“Selama makan obat saya merasa nyaman. Tidurku malam hari sudah nyenyak, nafsu makanku sudah kembali membaik dan rasa berdebar yang selama ini menggangguku sudah tidak lagi ku rasakan,” ujarnya menjelaskan perbaikan yang dia rasakan.
“Namun…….,” ucapannya tersendat.
Matanya menerawang seakan ada yang dia fikirkan. Sepertinya dia ingin mengungkapkan sesuatu, namun dia tidak mampu untuk menyampaikannya. Ada beban berat yang tengah di pikul. Ingin dia bebagi, namun ada keraguan dalam hatinya.
“Kenapa? Ada sesuatu yang memberatkan fikiranmu? Silakan kamu ungkapkan. In sya Allah aku dan mbak perawat yang ada di sini akan menjaga kerahasiaanmu. Itu tanggungjawab kami sebagai tenaga kesehatan,” aku coba menenangkannya.
“Aku punya paman dok,” ujarnya memulai curaha hatinya.
“Pamanku seorang mubaligh. Setiap dia pulang kampung dan bertemu denganku, ia selalu marah. Aku selalu dapat omelan,” bicaranya sedikit tersendat.
“Alhamdulillah, kamu punya paman seorang mubaliq kondang,” aku menimpalinya.
“Ada orang yang selalu mengingatkanmu agar jangan berbuat salah dan mengingatkanmu untuk selalu berbuat baik. Banyak orang yang tidak ada yang menghiraukannya. Mau baik, mau buruk tidak ada yang mengingatkan.”

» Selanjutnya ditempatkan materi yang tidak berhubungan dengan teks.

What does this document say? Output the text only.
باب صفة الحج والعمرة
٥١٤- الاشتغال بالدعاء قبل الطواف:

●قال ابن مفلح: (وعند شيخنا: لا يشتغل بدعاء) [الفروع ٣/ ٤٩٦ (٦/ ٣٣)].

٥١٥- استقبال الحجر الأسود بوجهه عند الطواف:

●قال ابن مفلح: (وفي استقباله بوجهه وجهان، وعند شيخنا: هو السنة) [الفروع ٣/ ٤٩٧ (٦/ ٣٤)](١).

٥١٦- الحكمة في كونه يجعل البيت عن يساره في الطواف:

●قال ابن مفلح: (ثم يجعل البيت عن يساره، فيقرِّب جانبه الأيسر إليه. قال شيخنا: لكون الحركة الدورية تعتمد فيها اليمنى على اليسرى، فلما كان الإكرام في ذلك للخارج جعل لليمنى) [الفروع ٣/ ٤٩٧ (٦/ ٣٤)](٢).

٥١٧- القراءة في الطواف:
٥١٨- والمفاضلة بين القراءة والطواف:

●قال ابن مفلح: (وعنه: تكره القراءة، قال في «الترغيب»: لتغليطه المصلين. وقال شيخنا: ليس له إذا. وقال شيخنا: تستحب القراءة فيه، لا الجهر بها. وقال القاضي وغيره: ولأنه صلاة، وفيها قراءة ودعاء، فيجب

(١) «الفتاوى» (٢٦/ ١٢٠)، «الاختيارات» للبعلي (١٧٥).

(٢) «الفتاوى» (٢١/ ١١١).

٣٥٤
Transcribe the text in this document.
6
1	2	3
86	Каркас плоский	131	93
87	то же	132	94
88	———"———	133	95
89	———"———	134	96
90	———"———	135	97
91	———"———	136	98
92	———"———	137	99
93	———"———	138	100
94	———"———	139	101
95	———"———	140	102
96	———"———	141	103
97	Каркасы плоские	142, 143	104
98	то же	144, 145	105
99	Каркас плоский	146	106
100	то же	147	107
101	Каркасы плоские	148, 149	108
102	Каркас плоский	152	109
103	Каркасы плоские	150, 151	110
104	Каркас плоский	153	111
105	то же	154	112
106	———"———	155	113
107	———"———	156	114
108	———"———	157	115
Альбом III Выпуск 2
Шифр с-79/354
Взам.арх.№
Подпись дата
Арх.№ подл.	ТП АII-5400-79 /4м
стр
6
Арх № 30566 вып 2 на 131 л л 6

“Tapi pekerjaan ku ini sangat tidak disukai pamanku,” jelasnya.
“Oo…kerjamu apa?” aku heran kenapa kerjanya tidak disukai mamaknya (paman di suku Minang).
Apakah dia berbuat yang tidak benar seperti menjual miras atau barang terlarang lainnya.
“Aku pemain orgen tunggal dengan tim yang tampil glamor setiap ada pementasan. Saat ini orgen tunggal itu satu-satunya sumber nafkahku. Aku tidak punya keahlian lain,” ungkapnya.
Matanya menerawang seakan ada yang dia cari. Mungkin dia tengah mencari jawaban dari setiap keluhan yang dia sampaikan. Pelan tapi pasti, ada genangan air terlihat di matanya. Sepertinya dia tidak mampu melawan kekuasaan pamannya. Walau jiwanya meronta, tapi dia tidak punya kemampuan untuk keluar dari kemelut yang melilitnya.
“Main orgen tidak salah,” aku mulai memberikan penilaian.